Data de publicação: 10/3/12

Canetadas inconsequentes

Rodízio de veículos, restrições a caminhões, pedágio urbano: antes
disso tudo deveria vir a oferta de alternativas de transporte

por Fabrício Samahá

Fabrício Samahá, editor

Não encontrar combustível para abastecer seu carro, posto atrás de posto, é uma situação impensável para a grande parcela de motoristas que ainda não dirigia quando houve a crise de oferta do álcool, em 1989. Mas foi o que aconteceu esta semana na capital paulista, em que uma greve dos caminhoneiros que transportam gasolina, álcool e diesel chegou a esgotar os estoques de combustíveis na totalidade dos postos da cidade.

O motivo da greve, como se sabe — acredito que o assunto tenha sido acompanhado mesmo por quem mora longe de São Paulo —, foram as restrições à circulação de caminhões criadas pela prefeitura paulistana. Desde a segunda-feira, dia 5, tais veículos não mais podem circular em uma série de vias importantes da cidade nos horários de 5h a 9h e de 17h a 22h (de segunda a sexta-feira) ou de 10h a 14h (aos sábados). Somadas às que já tinham circulação proibida aos pesados, as novas vias fechadas a caminhões — grandes avenidas e a Marginal do Rio Tietê — compõem um perímetro da capital que torna bastante difícil encontrar alternativas, caso o motorista queira ou precise circular nos horários restritos.
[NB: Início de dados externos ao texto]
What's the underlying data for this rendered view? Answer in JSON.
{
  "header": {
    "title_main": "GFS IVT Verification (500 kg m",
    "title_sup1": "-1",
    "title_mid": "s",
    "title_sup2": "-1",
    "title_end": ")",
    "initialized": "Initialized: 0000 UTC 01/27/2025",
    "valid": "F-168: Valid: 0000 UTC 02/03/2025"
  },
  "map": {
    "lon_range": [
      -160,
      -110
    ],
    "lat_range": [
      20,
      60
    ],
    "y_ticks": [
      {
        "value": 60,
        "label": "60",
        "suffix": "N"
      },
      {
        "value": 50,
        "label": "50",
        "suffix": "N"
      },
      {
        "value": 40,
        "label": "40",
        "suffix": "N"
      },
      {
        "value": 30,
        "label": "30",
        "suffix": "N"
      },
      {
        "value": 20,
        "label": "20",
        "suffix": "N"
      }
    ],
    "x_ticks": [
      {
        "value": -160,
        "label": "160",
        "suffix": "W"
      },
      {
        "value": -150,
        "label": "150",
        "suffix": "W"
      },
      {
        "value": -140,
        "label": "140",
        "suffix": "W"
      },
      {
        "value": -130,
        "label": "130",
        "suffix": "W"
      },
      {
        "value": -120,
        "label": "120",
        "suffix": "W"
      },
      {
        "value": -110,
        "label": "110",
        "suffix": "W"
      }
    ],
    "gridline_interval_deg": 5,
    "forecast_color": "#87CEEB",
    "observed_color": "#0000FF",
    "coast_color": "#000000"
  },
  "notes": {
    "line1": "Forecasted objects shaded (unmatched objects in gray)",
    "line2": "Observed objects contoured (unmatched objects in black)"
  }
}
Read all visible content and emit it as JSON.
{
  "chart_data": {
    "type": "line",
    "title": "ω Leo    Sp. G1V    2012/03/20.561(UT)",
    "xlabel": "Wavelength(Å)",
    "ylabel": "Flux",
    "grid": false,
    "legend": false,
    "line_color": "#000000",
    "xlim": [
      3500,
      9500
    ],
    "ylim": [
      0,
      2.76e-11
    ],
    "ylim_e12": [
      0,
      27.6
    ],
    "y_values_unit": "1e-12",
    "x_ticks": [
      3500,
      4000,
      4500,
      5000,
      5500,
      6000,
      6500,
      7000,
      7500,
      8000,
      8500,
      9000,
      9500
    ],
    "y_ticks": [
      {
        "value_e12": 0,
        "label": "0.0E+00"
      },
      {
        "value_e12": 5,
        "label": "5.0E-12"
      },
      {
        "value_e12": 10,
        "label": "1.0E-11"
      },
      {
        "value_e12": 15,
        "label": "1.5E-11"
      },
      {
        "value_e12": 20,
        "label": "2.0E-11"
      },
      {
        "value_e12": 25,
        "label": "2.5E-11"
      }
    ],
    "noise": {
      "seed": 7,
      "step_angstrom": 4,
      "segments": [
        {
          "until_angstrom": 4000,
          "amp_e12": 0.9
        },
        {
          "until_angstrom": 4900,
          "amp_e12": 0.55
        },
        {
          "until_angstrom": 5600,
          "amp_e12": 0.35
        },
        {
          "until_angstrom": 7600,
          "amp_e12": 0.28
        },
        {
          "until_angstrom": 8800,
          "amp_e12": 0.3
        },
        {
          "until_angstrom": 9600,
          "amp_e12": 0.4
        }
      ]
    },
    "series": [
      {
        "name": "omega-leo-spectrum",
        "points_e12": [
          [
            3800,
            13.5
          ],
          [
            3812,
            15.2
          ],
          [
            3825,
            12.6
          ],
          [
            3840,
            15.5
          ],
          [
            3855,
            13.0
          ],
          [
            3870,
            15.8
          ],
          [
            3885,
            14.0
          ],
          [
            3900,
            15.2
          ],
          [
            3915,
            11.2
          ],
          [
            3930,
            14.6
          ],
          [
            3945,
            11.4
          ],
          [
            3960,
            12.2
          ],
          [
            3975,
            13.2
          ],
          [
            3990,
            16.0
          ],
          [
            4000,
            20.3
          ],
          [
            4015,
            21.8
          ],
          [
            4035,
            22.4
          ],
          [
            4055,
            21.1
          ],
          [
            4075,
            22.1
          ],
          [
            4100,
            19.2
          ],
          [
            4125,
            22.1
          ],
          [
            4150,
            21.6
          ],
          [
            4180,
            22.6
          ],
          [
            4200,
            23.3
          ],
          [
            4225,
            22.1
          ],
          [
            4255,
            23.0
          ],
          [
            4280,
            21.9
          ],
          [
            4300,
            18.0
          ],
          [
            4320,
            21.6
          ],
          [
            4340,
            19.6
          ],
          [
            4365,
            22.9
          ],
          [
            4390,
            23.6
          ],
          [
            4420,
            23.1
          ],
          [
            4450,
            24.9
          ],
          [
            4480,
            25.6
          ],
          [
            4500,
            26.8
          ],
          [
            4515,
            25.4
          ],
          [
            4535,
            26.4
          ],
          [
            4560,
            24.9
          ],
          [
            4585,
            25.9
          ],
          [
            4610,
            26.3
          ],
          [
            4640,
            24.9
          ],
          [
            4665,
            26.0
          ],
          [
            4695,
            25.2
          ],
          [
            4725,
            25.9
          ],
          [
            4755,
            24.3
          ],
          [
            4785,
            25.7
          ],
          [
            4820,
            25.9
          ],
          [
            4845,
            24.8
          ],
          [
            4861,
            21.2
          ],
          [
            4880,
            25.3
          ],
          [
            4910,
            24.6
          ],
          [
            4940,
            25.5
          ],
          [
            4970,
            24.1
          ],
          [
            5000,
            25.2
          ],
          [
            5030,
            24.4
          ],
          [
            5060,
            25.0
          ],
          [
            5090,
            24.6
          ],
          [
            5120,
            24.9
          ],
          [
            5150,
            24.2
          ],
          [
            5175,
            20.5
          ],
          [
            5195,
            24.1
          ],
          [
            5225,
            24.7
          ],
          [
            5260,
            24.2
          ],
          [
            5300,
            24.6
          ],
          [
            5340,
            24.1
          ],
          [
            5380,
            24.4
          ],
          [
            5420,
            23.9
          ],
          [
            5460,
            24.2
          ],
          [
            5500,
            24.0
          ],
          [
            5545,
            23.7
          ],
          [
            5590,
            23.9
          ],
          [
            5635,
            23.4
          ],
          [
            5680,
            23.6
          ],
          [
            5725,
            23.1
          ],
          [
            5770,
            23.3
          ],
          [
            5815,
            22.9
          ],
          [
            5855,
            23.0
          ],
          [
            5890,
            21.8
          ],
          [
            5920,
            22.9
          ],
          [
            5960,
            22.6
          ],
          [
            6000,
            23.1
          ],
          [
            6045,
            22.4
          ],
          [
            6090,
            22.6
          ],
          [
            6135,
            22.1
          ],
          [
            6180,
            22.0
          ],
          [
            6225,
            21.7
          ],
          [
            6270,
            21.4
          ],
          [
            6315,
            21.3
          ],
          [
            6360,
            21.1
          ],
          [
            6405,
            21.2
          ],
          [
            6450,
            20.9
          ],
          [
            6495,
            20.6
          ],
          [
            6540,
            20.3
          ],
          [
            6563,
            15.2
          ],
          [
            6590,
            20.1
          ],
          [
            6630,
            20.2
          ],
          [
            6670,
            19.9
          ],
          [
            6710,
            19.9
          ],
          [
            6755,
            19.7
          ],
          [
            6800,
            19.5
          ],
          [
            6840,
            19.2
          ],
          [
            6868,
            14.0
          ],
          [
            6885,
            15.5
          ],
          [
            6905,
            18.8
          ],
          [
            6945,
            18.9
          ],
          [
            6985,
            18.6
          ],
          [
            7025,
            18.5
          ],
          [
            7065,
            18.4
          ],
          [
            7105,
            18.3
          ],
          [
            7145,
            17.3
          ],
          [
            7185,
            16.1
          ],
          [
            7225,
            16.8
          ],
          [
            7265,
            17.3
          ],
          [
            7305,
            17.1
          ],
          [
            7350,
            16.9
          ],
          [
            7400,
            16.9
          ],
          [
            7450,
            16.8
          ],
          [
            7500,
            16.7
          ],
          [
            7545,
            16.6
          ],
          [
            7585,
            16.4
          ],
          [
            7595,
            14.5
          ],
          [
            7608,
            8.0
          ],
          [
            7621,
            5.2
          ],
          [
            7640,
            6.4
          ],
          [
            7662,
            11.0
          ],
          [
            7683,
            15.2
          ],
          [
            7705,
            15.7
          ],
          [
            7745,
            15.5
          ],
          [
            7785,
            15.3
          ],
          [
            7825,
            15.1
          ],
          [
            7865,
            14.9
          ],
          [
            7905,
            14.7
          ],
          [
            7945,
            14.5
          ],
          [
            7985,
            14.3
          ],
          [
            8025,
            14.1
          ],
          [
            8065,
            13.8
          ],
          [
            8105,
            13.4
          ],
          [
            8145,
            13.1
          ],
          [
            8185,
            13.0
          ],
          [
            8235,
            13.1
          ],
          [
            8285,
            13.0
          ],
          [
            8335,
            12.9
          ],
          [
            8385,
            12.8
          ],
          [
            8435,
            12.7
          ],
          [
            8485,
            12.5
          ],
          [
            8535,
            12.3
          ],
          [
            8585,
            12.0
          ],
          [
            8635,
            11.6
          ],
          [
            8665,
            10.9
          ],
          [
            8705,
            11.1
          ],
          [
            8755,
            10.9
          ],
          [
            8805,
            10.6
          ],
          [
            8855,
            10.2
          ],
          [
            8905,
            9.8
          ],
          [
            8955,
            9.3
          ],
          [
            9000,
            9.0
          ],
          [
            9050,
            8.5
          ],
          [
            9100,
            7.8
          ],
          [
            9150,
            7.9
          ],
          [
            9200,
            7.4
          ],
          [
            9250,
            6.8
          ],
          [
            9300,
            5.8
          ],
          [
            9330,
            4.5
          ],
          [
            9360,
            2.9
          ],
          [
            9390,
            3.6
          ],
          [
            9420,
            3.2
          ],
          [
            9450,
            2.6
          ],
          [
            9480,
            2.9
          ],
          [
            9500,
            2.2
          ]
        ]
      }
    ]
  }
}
A greve já foi julgada pela Justiça e não é ela nosso assunto desta edição, mas sim a proibição que levou os transportadores de combustível a tal protesto.

Do ponto de vista de quem anda a pé, de carro, de moto ou mesmo de ônibus, tirar os caminhões de São Paulo, ao menos nos horários de tráfego mais intenso, é uma ótima medida. Caminhões atrapalham o trânsito com sua lentidão, poluem muito o ar, destroem o asfalto com seu peso (sobretudo sem a devida fiscalização para combater excessos). Portanto, nada mais certo do que impedir seu tráfego na metrópole e mandá-los para a estrada, certo?

No meu entender, seria certo, desde que houvesse alternativas razoáveis. É fácil esquecer que os caminhões transportam praticamente tudo o que consumimos e submeter seus motoristas a todo tipo de restrição, mas que tal enxergar o outro lado?

Quando se proibiu o tráfego de veículos pesados em vias importantes das regiões oeste e sul da cidade, como a Marginal do rio Pinheiros, os caminhoneiros passaram a ter de usar o Rodoanel que interliga rodovias nessas áreas, o que faz todo o sentido. Um caminhão que viaje — por exemplo — de Campinas, SP, ao litoral sul do estado não deveria mesmo passar pelas avenidas da capital. Só que a mesma alternativa não existe na região norte da cidade, onde está a Marginal do Tietê. Aquela parte do Rodoanel nem mesmo começou a ser construída.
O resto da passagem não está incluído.